U beschrijft zelf hoe het aantal kinderen in nood blijft toenemen, ondanks alle inspanningen. Waar haalt u dan de hoop vandaan om toch verder te doen?
"Omdat ik zie dat het functioneert, daar waar het begrepen wordt. Neem het voorbeeld van een grootvader in een Afrikaans land, die 27 kleinkinderen grootbrengt omdat de ouders van die kinderen zijn gestorven. Die man vraagt geen grootse projecten. Hij wil enkel wat zaad voor het stukje land dat hij wil bewerken, zodat hij de kinderen te eten kan geven. Als daar dan ook nog een schooltje komt, dan krijgen ze een heel ander toekomstperspectief. We hebben goed onderwijs nodig, artsen, verpleegsters, die massaal ingezet worden om informatie te verspreiden. Ik kan niet over een vijver heen springen, al wat ik kan doen, is met een eindeloos geduld langs de oever lopen, en stukje bij beetje vooruitkomen. Kijk, ik was niet van plan dit met jou te bespreken, maar een gesprek als dit heeft gevolgen. Bijvoorbeeld dat een vrouw die het leest, zegt: 'Verrek, ik kan iets doen, iets kleins misschien, maar het heeft wel degelijk zin.'"


Klooien in Tokio


Nog even terug naar het moment dat u geen onderwijzer maar artiest werd. Het lijkt wel alsof het zo moest zijn. U studeert af aan het conservatorium met een feestelijke cabaretavond, en de bal gaat aan het rollen.
"Zingen is voor mij het prettigste wat ik kan doen. Het brengt me in een gelukkige gemoedstoestand, zoiets als na twee glazen witte wijn, of een avond met fijne mensen. Het is een vrede, en toen ik dat ontdekte, werkte dat geluk blijkbaar ook aanstekelijk en kwamen anderen graag kijken. Ik weet dat het vreemd klinkt, maar het succes op zich interesseert me echt geen lor. Ik ben mijn hele leven lang opnieuw begonnen, met gedichten, met films, met schilderen. Het is pure verwondering die me drijft, en de weg die ik daardoor afleg. Als daar applaus uit ontstaat, is dat fantastisch..."
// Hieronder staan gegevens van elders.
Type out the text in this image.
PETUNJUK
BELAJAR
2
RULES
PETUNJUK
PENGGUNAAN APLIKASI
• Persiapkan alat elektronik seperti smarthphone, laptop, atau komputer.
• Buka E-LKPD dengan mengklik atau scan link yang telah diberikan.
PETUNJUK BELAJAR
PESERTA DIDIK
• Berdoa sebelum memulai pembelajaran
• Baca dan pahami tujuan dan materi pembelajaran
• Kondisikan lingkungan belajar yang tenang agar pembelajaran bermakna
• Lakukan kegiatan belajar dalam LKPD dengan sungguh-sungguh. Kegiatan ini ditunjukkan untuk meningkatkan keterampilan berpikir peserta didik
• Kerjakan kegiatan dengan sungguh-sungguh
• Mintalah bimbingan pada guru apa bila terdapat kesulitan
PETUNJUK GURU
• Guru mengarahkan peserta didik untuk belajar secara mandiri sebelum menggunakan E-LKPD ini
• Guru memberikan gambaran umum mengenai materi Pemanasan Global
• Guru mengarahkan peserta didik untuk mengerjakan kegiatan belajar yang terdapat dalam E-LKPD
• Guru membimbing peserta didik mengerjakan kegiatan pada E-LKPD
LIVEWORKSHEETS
Maar u zou evengoed zijn doorgegaan als niemand het goed had gevonden?
"Tuurlijk. Dat kan ik natuurlijk niet bewijzen, hoewel. Wat heb ik wekenlang staan klooien in Chicago, of in Tokio, voor tien, vijftien mensen, en uiteindelijk kregen we de zaal vol, niet zozeer omdat we zo goed zongen, maar omdat we het zo leuk vonden. Die passie, dat is de essentie. Tegelijk waren er momenten waarop ik in legendarische zalen stond en bijna niet meer verder kon, zozeer was ik onder de indruk. In Carnegie Hall had ik dat heel erg: jeminee, waar sta ik nu? Alsof al die klanken van grote artiesten er nog in de lucht hingen en ik er de mijne aan toe mocht voegen. Dat gevoel is fantastisch, maar je krijgt er wel knikkende knieën van."

Ik kan me voorstellen dat succes niet evident is, zelfs als het je verder niet interesseert.
"Succes is een monster als het sterker wordt dan jij. Dat hebben we allemaal meegemaakt... Vreselijk. Dan krijg je mensen die je naar de mond proberen te praten, of dingen van je eisen. Als je iets hebt gezongen dat ze mooi vinden en boos worden wanneer je dat een volgende keer niet meer wilt brengen, dan word je ineens een product van hun verwachtingen. Daar ben ik bij momenten heel bang voor geweest, want ik wist al vooraf dat ik bepaalde nummers niet zou zingen, omdat ze niet meer bij mij of mijn voorstelling pasten, terwijl een aantal mensen net daar op zaten te wachten. Het komt ook wel door de media. Er wordt altijd datgene van je gedraaid wat past bij het medium, en wat er haaks op staat, wordt niet uitgezonden. In mijn loopbaan is het mij bijvoorbeeld nooit gelukt een voorstelling integraal op televisie te krijgen, terwijl al mijn collega's live shows hebben aan de lopende band."

En dat steekt?
"Da's vooral vreemd, en volgens mij komt het doordat ik over bepaalde onderwerpen zo ernstig ben, dat mijn shows niet meer passen binnen het kader van entertainment. Dat heeft een enorme impact op hoe mensen je zien. Herman van Veen, dat is voor velen: Toveren, Opzij, Hilversum III, een tiental liedjes, en dat bén ik ook, maar het is slechts een aspect van mijn oeuvre."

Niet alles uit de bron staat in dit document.